The Museum of Contemporary Art (MOCA) in Los Angeles is exhibiting Hedi Slimane’s California Song, which spans the photographer’s “California period.” The collection traces Slimane’s “explorations of cycles of urban youth culture and artistic communities, through installations of photographic essays.. And publications.” The exhibit will be on view at MOCA Pacific Design Center through January 22, 2012, and marks the first West Coast solo museum exhibition of the photographer’s work.
Since stepping down from his position as creative director at Dior Homme in 2007, a reign that produced some of the most iconic menswear of this century, thousands of fans have followed Slimane’s new medium of expression on his colorless photo-blog “Hedi Slimane Diary”

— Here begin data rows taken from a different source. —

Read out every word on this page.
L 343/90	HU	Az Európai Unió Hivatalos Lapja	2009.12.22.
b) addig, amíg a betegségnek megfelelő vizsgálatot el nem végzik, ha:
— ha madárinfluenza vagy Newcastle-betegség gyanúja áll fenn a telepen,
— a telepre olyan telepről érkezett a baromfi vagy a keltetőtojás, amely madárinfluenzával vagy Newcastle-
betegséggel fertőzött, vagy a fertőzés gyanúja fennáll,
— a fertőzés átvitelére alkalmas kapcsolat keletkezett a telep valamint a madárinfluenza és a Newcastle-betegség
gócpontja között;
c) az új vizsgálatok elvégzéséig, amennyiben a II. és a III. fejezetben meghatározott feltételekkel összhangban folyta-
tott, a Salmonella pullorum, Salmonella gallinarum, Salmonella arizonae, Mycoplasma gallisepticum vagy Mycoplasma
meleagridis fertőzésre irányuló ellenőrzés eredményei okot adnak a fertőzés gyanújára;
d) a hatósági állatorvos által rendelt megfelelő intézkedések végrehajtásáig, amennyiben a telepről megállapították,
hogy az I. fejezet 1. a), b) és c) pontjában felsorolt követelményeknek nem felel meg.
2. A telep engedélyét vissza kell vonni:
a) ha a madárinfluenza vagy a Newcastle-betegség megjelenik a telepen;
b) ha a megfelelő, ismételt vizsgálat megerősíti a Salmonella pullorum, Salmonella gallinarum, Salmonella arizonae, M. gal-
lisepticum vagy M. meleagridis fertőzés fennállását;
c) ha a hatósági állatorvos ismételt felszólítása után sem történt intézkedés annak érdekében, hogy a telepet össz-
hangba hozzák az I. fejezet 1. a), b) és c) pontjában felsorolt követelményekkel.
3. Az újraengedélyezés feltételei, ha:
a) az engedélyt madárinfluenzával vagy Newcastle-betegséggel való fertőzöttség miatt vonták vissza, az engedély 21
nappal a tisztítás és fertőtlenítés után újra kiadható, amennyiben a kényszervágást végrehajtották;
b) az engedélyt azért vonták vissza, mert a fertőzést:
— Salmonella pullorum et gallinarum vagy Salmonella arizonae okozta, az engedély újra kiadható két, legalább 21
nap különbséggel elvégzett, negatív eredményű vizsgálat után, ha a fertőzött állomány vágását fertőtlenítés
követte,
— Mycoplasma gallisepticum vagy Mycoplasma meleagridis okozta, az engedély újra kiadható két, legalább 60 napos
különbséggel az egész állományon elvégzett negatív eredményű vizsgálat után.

What most would rule off as a stagnant compilation of topless skater boys is actually a very telling view of modern, living Western subcultures. It is this idea that Jeffrey Deitch, recently appointed the director of the Los Angeles museum, is trying to explore:
“He’s interested in performers, artists, who have an affinity for and an inspiration from the darker side,” Deitch said, to the NY Times. “The work is something that leads into the darkness, but you come out with positive inspiration. It’s not all depressing work. It looks into the deeper recesses of the soul.”
MOCA successfully showcases Slimane as a member of a pristine, new genre of documentary photography that combines in many ways the technique of Dorothea Lange and other old masters with the brashness of Dash Snow and his contemporaries.